There is something endearing about homemade costumes. I’ve purchased my share of store bought ones for my kids but they never measure up to the crookedly sewn together fabric or to the painted cardboard box or to that ugly old tie and oversized shirt snatched from Dad’s closest. Last Thursday, the cadet/crossing guard at my daughter’s school stood proudly on her corner clad in what was either her adaptation of Cleopatra or the Statue of Liberty. Either way it was beautiful. She was beautiful for taking a white sheet and letting her imagination run wild.
At my daughter’s 2nd grade Halloween party this year a pint-sized Justin Bieber and Katy Perry showed up and for some reason this made me sad. Nothing against these celebrities—but second grade? Already? In my world, (pardon me while I don my Alice in Wonderland costume) I wouldn’t see miniature celebrities, I’d see an array of princesses and clowns and hobos and superheroes and pirates. I’d see charmingly artistic combinations, like the cutie who dressed as a cowgirl riding a Pegasus.

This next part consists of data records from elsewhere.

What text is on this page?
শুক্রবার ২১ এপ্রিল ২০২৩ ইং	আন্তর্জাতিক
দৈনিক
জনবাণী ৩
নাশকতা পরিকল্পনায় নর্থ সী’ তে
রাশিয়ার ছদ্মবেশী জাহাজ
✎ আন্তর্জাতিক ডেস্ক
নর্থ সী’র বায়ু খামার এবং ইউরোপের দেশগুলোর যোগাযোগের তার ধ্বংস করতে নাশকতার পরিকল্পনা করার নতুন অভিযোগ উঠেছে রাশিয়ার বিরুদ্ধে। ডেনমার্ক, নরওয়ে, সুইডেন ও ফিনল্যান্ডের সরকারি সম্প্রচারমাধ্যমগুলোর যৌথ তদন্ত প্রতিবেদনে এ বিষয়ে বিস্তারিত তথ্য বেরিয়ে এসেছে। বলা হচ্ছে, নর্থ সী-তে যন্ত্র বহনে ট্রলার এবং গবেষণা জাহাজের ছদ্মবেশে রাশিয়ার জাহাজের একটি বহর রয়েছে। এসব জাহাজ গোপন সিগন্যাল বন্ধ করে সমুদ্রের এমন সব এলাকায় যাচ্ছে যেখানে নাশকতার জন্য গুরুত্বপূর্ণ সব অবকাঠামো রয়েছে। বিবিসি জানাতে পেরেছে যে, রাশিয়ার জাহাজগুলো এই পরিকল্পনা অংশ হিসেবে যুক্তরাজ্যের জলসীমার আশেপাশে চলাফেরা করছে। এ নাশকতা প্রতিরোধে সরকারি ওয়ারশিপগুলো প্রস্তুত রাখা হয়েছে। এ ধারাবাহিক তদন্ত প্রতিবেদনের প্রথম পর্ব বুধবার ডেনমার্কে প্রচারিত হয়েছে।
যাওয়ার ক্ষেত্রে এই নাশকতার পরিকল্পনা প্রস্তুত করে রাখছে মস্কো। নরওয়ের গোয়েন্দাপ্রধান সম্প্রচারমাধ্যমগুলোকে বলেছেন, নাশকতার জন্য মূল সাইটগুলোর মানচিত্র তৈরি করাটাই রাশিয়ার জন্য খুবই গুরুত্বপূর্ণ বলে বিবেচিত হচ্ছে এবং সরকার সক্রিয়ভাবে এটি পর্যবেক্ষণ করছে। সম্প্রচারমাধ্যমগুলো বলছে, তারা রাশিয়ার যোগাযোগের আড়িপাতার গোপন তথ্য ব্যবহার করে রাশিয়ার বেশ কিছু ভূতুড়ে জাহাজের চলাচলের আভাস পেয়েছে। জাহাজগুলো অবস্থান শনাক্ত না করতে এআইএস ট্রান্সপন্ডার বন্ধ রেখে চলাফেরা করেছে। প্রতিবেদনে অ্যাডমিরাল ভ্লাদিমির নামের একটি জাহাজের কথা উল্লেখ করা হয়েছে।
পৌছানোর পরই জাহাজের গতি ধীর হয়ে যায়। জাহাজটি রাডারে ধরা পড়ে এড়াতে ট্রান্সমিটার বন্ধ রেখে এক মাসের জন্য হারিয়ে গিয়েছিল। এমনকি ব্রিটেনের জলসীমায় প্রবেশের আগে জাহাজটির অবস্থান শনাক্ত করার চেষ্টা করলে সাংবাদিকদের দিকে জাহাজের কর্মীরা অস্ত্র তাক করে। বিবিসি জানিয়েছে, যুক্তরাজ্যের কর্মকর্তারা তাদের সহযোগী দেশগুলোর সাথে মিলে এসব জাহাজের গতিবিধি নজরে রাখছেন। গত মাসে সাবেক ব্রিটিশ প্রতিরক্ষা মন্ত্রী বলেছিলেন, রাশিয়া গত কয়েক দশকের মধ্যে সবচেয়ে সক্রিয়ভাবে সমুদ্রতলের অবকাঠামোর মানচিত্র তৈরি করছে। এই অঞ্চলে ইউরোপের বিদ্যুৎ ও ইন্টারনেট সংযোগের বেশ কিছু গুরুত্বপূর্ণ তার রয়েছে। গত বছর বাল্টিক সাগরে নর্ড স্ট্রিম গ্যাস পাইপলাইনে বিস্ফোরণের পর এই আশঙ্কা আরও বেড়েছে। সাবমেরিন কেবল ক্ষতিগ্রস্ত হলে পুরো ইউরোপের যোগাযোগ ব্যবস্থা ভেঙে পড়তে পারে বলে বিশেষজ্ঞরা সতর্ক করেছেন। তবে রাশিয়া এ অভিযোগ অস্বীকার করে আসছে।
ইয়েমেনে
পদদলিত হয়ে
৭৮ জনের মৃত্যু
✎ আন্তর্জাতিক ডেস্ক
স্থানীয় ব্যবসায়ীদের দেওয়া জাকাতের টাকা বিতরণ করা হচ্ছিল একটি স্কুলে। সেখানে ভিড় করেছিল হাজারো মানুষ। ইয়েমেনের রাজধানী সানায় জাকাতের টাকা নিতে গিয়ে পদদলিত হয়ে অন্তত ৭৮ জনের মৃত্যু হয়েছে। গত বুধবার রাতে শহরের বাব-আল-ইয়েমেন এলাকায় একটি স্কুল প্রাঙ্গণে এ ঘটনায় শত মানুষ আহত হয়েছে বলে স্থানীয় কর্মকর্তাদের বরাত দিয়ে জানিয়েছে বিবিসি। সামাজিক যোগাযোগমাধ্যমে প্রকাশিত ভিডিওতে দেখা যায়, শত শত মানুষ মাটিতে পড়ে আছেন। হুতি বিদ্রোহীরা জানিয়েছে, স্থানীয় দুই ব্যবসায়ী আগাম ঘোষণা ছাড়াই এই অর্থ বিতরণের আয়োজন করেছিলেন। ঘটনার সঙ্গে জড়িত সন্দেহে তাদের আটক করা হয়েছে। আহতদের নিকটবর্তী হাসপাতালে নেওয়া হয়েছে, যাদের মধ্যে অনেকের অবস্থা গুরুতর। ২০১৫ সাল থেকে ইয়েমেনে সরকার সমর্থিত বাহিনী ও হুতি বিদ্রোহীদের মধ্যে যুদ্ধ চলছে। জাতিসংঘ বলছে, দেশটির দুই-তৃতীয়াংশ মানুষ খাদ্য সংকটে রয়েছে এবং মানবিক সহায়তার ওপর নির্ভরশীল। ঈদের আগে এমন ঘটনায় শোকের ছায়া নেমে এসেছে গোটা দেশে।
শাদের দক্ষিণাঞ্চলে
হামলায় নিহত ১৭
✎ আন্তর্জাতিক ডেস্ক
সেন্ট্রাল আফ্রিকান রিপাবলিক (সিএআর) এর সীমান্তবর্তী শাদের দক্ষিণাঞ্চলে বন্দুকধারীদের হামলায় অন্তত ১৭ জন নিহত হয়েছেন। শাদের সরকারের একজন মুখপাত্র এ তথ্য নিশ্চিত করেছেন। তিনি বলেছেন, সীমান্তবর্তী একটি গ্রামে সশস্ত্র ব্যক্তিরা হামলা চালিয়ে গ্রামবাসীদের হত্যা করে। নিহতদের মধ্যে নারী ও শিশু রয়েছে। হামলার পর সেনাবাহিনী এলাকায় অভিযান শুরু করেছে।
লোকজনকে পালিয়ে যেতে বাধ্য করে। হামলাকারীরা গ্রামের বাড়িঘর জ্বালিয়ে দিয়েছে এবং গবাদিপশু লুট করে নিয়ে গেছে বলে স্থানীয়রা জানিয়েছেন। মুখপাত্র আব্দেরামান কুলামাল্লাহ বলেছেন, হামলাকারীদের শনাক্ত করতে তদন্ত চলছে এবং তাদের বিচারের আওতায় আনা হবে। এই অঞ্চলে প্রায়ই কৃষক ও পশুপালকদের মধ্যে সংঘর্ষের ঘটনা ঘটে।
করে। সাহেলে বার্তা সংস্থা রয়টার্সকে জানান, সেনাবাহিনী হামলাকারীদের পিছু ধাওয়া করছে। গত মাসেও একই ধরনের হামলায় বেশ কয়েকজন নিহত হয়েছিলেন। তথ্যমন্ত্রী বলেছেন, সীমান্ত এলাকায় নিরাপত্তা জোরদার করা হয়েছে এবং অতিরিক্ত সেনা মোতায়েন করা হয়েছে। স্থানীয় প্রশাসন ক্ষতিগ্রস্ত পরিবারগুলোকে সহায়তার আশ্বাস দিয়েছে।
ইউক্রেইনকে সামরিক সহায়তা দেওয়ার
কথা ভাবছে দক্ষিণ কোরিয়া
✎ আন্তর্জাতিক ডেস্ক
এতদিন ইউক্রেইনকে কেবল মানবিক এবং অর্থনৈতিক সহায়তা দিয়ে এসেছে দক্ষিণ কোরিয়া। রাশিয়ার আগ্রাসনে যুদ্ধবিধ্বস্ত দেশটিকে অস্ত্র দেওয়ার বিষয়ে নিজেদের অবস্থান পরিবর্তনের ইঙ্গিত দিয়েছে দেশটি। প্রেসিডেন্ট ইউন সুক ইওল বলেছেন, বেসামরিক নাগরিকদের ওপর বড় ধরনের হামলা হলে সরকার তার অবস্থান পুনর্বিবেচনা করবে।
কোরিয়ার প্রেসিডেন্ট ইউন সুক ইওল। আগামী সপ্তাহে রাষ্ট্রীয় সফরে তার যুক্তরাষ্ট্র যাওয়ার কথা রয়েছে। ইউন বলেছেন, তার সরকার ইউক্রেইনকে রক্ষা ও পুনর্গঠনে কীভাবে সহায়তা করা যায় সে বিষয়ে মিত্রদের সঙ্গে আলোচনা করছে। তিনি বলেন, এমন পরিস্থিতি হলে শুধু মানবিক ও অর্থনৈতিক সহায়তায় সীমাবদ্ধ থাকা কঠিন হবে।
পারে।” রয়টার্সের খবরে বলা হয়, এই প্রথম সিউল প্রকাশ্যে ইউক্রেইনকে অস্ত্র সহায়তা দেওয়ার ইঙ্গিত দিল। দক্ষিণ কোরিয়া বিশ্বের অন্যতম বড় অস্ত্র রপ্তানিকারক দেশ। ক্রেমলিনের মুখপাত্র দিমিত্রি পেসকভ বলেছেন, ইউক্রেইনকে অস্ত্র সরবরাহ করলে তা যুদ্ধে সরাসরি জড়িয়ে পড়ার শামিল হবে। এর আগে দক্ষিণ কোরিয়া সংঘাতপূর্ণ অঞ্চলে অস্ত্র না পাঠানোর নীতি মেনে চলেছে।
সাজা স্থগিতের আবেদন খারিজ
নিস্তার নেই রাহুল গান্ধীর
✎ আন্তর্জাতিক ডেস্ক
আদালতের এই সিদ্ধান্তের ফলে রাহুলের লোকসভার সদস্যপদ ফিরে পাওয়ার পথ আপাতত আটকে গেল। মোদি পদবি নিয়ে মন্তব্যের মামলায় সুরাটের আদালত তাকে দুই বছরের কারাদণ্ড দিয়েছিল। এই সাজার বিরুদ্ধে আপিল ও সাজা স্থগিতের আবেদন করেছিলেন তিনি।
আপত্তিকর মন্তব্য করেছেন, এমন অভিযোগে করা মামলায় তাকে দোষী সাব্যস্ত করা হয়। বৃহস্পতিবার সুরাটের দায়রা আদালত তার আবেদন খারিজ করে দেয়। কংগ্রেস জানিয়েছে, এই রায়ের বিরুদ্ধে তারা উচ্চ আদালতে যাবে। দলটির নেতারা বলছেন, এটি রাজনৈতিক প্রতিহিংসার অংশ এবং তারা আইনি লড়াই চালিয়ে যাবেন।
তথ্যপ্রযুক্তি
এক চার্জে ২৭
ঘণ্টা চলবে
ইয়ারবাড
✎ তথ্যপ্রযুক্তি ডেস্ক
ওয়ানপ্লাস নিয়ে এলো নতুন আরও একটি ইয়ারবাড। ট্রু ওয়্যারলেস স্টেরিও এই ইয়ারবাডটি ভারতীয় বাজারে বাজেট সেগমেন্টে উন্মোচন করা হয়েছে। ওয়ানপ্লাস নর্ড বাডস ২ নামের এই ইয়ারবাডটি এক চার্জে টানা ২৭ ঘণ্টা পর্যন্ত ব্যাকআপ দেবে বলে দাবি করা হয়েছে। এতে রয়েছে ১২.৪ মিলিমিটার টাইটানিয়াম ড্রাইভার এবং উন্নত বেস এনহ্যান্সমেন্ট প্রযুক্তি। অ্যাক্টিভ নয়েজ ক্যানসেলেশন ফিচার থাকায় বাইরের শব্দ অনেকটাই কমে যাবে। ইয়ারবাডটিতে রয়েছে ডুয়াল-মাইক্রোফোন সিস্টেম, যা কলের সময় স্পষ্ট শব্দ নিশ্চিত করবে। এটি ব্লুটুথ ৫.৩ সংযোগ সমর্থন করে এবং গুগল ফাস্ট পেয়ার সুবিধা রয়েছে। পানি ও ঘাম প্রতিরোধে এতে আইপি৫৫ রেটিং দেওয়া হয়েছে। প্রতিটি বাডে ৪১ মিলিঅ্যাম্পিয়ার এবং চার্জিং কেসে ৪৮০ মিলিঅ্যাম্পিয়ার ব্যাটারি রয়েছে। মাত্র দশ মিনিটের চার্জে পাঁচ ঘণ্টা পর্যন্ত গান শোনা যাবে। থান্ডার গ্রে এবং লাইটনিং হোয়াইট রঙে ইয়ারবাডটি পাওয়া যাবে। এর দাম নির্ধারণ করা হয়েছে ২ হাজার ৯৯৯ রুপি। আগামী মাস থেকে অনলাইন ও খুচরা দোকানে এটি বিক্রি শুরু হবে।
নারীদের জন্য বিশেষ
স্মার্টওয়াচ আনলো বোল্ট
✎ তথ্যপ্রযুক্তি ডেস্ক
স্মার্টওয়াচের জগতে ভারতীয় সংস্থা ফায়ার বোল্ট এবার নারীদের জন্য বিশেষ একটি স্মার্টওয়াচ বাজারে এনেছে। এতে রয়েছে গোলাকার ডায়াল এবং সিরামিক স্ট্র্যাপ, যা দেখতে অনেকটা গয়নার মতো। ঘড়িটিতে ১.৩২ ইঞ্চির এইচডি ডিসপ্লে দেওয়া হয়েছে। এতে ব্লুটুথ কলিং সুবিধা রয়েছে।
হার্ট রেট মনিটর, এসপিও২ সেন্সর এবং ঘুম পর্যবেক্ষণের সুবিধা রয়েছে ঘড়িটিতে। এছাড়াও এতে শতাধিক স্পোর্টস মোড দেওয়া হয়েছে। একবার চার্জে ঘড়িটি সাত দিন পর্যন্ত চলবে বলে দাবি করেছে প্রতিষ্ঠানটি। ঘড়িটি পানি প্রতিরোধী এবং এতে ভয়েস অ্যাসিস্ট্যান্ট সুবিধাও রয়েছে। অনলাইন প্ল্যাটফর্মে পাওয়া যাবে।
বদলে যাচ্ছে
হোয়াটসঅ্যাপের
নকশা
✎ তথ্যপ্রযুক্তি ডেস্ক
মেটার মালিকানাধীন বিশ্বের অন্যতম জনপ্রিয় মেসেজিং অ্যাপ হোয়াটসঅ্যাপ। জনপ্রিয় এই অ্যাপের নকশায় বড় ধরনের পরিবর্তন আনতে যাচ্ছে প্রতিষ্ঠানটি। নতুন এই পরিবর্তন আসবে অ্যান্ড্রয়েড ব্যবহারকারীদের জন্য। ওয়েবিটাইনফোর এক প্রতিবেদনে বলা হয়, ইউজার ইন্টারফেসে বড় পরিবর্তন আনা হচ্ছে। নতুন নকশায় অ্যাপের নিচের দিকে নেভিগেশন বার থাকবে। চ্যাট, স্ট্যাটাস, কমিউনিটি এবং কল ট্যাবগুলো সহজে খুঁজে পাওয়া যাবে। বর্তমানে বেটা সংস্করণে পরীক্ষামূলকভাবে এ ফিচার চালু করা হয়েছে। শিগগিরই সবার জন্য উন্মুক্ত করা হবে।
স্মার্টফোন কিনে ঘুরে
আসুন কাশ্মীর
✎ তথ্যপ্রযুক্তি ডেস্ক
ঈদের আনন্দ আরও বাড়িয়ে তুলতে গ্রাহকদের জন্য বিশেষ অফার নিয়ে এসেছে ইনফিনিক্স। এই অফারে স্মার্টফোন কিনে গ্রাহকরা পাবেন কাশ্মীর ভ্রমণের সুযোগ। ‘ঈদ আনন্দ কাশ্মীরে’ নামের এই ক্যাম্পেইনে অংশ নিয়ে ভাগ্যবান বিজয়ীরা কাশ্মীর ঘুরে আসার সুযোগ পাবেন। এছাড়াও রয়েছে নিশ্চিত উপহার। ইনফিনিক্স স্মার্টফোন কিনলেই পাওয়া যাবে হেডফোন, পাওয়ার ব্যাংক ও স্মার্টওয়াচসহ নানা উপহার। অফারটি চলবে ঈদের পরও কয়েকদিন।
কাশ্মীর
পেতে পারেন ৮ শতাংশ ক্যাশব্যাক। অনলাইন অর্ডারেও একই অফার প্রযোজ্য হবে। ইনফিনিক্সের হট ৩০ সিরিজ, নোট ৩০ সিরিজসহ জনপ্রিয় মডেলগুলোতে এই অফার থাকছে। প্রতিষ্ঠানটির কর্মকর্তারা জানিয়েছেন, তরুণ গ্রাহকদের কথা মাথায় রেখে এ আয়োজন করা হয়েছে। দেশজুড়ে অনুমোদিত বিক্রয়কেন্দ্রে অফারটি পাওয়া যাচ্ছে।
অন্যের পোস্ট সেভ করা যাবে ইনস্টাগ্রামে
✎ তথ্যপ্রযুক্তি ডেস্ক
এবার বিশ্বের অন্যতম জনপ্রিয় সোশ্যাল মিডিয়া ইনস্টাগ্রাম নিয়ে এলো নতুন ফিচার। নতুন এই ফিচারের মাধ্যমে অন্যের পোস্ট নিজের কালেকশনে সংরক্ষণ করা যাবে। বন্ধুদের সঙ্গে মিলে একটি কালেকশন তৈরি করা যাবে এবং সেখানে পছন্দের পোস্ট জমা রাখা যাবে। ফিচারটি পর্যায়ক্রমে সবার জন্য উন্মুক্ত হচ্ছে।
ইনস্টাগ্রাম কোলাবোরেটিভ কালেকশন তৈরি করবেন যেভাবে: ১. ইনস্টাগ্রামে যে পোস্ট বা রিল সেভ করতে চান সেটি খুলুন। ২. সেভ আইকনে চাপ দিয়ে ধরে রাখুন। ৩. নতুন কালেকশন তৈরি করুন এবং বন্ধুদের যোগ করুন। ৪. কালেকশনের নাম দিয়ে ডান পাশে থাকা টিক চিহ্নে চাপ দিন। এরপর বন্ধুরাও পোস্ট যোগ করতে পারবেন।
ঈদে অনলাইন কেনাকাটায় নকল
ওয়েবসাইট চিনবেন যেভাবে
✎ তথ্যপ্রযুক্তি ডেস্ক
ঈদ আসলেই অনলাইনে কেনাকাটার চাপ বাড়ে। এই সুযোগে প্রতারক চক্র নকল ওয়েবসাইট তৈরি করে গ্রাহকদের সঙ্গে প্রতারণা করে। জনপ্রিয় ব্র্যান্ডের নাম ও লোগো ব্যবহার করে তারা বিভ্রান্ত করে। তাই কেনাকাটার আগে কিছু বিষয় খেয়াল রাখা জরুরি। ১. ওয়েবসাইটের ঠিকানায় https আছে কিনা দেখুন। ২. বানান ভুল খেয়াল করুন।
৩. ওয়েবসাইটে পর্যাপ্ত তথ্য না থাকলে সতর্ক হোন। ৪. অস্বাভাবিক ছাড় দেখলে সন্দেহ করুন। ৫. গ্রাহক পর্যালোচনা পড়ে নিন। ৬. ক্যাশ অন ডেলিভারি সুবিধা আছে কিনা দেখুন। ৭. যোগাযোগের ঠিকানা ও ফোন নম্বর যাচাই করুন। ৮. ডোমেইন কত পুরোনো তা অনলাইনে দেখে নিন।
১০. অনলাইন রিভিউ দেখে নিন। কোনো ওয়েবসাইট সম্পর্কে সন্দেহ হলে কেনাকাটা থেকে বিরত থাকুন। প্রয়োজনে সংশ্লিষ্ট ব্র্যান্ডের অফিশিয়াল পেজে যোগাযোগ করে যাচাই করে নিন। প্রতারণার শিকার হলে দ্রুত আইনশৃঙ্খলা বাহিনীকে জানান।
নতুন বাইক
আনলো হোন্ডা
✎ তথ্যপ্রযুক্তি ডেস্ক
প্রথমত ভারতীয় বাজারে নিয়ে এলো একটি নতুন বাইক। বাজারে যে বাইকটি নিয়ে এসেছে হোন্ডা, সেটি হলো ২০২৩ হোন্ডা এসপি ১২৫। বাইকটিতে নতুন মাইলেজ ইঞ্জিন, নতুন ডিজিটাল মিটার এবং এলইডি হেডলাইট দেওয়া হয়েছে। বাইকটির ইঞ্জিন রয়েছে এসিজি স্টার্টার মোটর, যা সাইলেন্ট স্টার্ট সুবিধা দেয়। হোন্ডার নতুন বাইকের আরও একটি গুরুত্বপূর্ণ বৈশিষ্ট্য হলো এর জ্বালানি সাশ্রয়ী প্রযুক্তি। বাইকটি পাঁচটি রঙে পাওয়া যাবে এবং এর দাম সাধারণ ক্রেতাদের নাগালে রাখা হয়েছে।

And teenagers can come knocking at my door as long as they come in costume. Or at least put forth an effort. A sheet or a mask. A brown paper bag with cut out eyeholes. I’m not asking for much. Just something. But please don’t come scouting for candy devoid of costume; it just rubs me the wrong way. It just comes across as a little… entitled. Scary in a bad way. I’ve considered withholding candy to costume-less teens, I’ve thought about handing them a dried bean or a handful of rice or a penny, but I worry about getting my house egged. In our previous neighborhood, an elderly lady sat on her front porch and insisted her trick-or-treaters present her with a joke or a story. Then, and only then, they got candy. Children up for the challenge lined up, trailing off her porch and onto the sidewalk and even though neither one of my children ever gathered enough nerve to oblige her, I can’t help but smile at the woman’s gumption.
There are a limited number of years when it’s socially acceptable to knock at your neighbor’s door pretending to be someone else. And we’ll be bombarded with celebrities for the rest of our lives—I get my fill of Justin Bieber and Katy Perry and the like just standing in the checkout aisle. But you can dress up like a Pegasus riding cowgirl for only a short, sweet time.